Saturday, September 7, 2013


 An anniversary will soon be upon us .. not one that we will commemorate, but one that we will greet with loathing and disgust.

Who will ever forget that beautiful Tuesday morning -- September 11 2001?   I know I won't.

I was enroute to work while tuned in to WJBO's morning anchors Kevin Meeks and Matt Kennedy.   Kevin reported that a small plane had just crashed into one of the World Trade Center towers.   After a few minutes of discussion Matt then reported that another plane had crashed into the other tower.   Kevin said “these are no accidents.”  How right he was.

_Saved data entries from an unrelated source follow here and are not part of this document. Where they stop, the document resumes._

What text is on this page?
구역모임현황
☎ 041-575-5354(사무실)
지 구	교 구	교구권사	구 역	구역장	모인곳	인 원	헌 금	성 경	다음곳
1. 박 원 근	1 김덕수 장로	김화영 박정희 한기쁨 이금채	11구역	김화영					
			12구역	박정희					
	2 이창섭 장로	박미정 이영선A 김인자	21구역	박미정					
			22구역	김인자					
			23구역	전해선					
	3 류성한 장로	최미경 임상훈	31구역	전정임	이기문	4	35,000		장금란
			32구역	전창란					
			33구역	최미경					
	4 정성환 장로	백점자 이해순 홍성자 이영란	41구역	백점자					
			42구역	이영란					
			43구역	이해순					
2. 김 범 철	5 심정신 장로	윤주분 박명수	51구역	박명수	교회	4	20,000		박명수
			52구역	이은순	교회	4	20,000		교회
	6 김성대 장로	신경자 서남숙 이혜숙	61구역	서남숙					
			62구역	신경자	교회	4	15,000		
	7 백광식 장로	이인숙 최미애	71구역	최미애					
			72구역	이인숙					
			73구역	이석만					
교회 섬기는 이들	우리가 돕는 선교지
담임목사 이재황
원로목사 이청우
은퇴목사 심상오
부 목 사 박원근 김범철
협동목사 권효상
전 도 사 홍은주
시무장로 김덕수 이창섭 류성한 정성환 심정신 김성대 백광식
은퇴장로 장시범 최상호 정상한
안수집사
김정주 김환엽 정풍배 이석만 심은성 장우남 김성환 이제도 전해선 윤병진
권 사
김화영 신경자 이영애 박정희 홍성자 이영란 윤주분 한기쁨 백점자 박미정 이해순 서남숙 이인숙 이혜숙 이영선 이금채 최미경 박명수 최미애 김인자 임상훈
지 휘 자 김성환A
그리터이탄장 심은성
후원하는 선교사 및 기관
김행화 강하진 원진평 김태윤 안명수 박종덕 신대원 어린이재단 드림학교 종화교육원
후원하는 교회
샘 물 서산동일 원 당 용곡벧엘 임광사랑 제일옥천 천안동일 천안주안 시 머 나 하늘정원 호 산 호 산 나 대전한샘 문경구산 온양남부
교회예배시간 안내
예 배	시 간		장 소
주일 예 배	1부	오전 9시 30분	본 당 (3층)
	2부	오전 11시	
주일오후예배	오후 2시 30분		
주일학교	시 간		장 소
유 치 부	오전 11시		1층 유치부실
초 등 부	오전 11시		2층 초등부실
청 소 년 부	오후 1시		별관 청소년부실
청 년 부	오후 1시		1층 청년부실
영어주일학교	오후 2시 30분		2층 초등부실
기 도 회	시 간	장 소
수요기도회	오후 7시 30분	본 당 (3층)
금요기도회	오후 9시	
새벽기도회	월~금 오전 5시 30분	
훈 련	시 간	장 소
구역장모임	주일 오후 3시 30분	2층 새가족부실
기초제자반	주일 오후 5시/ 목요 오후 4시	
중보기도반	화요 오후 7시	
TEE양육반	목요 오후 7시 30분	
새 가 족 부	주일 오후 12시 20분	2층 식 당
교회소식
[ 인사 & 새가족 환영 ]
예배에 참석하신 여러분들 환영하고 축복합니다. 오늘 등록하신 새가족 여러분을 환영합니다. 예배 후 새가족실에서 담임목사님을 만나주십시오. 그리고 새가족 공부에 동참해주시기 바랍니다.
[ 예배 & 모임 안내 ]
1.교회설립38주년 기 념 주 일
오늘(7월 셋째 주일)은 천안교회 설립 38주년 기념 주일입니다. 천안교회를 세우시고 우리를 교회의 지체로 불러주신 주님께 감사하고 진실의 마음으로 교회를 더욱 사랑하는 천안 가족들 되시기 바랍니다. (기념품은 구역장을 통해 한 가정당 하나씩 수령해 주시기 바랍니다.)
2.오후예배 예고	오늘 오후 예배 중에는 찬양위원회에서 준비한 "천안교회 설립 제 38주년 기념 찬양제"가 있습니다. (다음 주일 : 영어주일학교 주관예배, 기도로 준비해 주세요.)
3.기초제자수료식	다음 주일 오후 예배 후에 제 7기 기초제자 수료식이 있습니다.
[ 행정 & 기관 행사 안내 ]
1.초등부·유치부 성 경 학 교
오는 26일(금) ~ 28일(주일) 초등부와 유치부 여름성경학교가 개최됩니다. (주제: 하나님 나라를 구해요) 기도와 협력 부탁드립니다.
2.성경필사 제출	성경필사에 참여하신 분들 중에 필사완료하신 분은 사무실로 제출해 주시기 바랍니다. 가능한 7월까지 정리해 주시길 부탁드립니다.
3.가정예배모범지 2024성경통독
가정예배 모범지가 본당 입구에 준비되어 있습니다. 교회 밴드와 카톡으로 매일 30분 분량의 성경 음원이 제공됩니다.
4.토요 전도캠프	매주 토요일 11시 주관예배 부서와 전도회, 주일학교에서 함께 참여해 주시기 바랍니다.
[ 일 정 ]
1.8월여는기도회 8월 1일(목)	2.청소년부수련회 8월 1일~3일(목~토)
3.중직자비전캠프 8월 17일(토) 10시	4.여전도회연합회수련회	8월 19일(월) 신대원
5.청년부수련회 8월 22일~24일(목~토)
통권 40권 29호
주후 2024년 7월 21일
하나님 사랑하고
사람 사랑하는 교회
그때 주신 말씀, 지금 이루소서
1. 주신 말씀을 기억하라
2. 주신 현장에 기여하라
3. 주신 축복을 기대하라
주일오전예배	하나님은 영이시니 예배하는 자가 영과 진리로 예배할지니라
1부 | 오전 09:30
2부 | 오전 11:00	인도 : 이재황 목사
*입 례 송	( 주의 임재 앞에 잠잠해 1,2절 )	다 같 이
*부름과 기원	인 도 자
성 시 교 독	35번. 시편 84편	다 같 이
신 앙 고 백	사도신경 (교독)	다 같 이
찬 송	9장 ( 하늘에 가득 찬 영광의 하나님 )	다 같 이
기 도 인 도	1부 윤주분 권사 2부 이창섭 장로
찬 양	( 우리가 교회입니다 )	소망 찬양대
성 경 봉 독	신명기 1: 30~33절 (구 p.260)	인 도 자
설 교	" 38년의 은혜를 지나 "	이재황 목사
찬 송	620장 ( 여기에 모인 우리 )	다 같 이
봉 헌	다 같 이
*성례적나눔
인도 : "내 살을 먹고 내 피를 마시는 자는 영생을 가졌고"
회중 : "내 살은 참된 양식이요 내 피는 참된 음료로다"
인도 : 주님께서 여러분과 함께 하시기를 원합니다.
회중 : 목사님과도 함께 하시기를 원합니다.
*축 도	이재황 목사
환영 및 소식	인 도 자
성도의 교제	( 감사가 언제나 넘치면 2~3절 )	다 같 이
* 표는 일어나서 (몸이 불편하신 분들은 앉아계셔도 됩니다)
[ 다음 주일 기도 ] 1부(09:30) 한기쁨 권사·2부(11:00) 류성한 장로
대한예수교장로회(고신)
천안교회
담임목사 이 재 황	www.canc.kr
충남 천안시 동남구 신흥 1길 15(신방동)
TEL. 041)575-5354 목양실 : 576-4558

When I got to work televisions were ablaze in most of the offices.   Staff members were silently keeping vigil.  No one spoke a word.  No one could believe what was happening.  

News reports expanded to include the Pentagon and the Pennsylvania crashes.  More disbelief.   Then it was reported that one of our newest staff members was on her cellphone speaking to her husband who was in the top floor restaurant of one of the towers.  He told her he loved her, then said he had to find a way out.  She would never see or hear from him again.  A few days later she would be interviewed by NBC Television.

As national news media throughout all networks frantically dealt with this enormous evil event, citizens of the world's greatest superpower would be paralyzed with collective shock and horror.    Who could be so deranged and audacious as to attack the world’s superpower knowing that reprisals would be swift and harsh. 

And indeed we all came together with one United Front.  Stars and stripes began appearing on buildings, at homes, on cars.  In spite of our many social, religious and political differences, we would ALL ban together as one….
… service now to a new cause…

….that of defending our great homeland.

While we vow to never forget this evil deed,  we must be even more resolute in dealing with its implied future threats -- terrorism and the evil intentions of others.   The only forces that can succeed in confronting these threats are GOODNESS and VIRTUE provided these forces are WELL-armed.  

AND … we must NEVER FORGET what our enemies are capable of.